The US might just be a more... recent and highly visible version of it, but throughout history, we see these behaviours popping out here and there. Society is seemingly tolerant of the aberrant behaviour... until it suddenly doesn't, leading to an uprising from the masses, either in the form of large amounts of disruptive civil disobedience (i.e. the intentional stoppage of playing their roles in society), or even violent confrontation like revolutions/guerilla attacks/assassinations.

The old me would be more pro-establishment and think that all these people who went on strikes, or demonstrated civil disobedience in general, or even go for armed uprising are just not seeing the big picture---in terms of utilitarianism, they are causing vast negative expected values due to grinding the machinery of society to a halt. The old me would say that the establishment may have its faults, but really it is all that stands between the the chaos of anarchy, and the order of society that allows it to function properly.

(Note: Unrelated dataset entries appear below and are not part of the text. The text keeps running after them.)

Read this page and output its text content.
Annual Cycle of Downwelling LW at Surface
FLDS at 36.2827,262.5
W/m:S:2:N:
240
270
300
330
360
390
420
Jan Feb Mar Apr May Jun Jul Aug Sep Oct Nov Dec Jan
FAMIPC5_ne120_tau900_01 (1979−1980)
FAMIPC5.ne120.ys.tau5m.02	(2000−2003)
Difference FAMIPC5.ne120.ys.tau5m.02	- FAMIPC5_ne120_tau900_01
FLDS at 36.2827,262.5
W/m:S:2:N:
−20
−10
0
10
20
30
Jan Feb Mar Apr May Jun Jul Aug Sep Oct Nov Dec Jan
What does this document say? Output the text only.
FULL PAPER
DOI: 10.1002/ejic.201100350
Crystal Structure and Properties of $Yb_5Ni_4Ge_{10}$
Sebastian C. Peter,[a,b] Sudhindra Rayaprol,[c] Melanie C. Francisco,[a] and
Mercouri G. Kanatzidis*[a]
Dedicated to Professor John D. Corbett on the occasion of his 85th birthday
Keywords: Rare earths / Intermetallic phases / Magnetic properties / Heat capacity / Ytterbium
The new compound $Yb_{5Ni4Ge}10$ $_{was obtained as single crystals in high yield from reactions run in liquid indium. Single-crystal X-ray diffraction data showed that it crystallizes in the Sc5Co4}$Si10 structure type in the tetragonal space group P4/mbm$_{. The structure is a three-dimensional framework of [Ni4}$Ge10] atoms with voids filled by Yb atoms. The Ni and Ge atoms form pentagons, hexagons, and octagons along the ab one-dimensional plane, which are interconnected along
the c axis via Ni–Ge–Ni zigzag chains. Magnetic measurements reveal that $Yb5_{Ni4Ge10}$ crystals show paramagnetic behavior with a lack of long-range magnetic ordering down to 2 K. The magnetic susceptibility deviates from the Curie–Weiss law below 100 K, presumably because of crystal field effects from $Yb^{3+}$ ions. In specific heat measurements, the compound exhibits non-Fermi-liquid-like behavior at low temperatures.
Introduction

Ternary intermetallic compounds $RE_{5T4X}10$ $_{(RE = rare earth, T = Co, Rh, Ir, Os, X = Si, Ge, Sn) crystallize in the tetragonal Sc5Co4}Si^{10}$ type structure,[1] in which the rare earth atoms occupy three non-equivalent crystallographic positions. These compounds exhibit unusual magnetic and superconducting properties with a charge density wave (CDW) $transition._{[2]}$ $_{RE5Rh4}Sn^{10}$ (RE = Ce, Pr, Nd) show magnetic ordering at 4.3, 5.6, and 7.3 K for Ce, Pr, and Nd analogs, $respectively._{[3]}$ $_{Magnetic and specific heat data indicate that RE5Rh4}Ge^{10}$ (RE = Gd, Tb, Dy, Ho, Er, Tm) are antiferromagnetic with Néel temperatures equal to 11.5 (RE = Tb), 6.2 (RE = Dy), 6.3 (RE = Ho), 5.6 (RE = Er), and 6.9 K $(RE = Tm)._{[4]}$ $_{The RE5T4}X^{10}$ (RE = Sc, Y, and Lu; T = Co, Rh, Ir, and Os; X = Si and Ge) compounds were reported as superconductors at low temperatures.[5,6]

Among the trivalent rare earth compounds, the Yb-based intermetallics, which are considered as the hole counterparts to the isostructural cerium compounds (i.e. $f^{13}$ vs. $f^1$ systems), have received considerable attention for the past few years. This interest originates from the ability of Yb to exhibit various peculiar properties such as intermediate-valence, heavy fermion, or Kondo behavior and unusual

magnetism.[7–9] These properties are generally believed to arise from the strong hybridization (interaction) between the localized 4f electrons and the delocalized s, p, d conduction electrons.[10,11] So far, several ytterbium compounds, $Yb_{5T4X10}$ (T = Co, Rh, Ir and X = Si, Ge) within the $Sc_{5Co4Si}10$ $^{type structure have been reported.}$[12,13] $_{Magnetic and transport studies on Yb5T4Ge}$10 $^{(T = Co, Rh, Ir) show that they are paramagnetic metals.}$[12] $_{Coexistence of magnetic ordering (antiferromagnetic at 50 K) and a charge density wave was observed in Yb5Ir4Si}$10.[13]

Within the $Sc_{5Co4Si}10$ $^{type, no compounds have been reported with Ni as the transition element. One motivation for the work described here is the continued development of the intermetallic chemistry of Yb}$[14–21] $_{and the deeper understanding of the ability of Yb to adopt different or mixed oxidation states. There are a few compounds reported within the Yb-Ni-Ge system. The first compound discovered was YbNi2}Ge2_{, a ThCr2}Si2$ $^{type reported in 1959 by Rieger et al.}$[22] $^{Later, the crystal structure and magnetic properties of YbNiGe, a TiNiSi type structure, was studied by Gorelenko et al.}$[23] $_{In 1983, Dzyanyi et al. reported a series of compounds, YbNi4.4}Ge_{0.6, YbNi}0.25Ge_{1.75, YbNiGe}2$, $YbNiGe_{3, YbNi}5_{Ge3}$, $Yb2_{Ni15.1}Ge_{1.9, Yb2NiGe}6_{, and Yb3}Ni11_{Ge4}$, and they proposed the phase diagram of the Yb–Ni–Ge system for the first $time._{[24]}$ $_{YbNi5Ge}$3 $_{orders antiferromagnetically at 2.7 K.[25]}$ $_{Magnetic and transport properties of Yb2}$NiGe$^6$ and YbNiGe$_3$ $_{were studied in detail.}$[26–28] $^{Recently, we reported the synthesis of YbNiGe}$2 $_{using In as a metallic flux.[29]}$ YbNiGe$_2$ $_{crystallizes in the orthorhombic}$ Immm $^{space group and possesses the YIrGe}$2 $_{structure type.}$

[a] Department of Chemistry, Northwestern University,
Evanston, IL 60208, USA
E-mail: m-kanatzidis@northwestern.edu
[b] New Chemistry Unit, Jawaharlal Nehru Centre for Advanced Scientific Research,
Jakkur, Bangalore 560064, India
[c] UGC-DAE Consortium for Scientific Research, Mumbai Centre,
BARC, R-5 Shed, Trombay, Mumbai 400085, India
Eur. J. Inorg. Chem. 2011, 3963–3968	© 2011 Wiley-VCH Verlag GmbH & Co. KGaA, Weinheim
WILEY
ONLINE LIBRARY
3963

Present-MT thinks otherwise---the establishment is no better nor worse than the people that they are meant to help instil order. The establishment is yet another role that is being played by people who want to help society set up order, to make the rules of society a little more explicit to better integrate the much larger population sizes we see now than in the past, all without degrading into a bureacratic navel-gazing exercise.

In other words, the establishment exists because the population wills it into existence, and not the other way around. This is what it means when sayings like ``the government serves the people'' and ``servant-leader'' comes into play.

``MT, what about feudal systems where the feudal lords rule over the people?''

The feudal lords only ruled over the people because the latter allowed them to do so, either implicitly by allowing matters of state (i.e. wrangling territorial boundaries, defense) to be handled by the lords, or explicitly by joining the lords' establishment to contribute labour of any sort (like clerical duties, soldiering, diplomats). If and when the feudal lords fail in their primary role of establishing safety and stability of the territories, the people under them do eventually overthrow said lords, sometimes with drastic outcomes.

But that's deviating a little from what I was grokking on that taxi ride.

The thing is, society is. What it is is largely dependent on what the people want it to be. Our more recent versions of democracy (and democratic processes) are attempts to capture this concept of ``what the people want it to be'' in a way that scales out to the millions of people that make up that society that caters to both the lizard brain (via simplicity), and the human brain (via a reasoning about the sense of fairness).

So when the outcome is different from what ``you'' want from these processes, it does not mean that the other people have ``made a mistake''. It is perhaps that they want something else, and perhaps they value that more than you value that.

``But MT, in the long run---''

In the long run, we're all dead, and believers join God. What is this ``long run'' that everyone likes to appeal to? Five years? Ten? Twenty? One hundred?

Who the hell thinks that far? Who the hell can think that far? Any plans that one can make are bound to require a revisit ever so often, especially at that time scale, since needs and wants always change.

But this is not fatalism. While the society's general direction and wants are guided heavily by those who live/contribute to it, there is still the individual choices that can be made. One does not abdicate one's exercise of free will just because ``the other side made a mistake''. Decide what you want, and then take the necessary action. Live your life the way you want to live it, and bear the consequences of such choices.

Just don't go around doing personal attacks for the different things that others may want.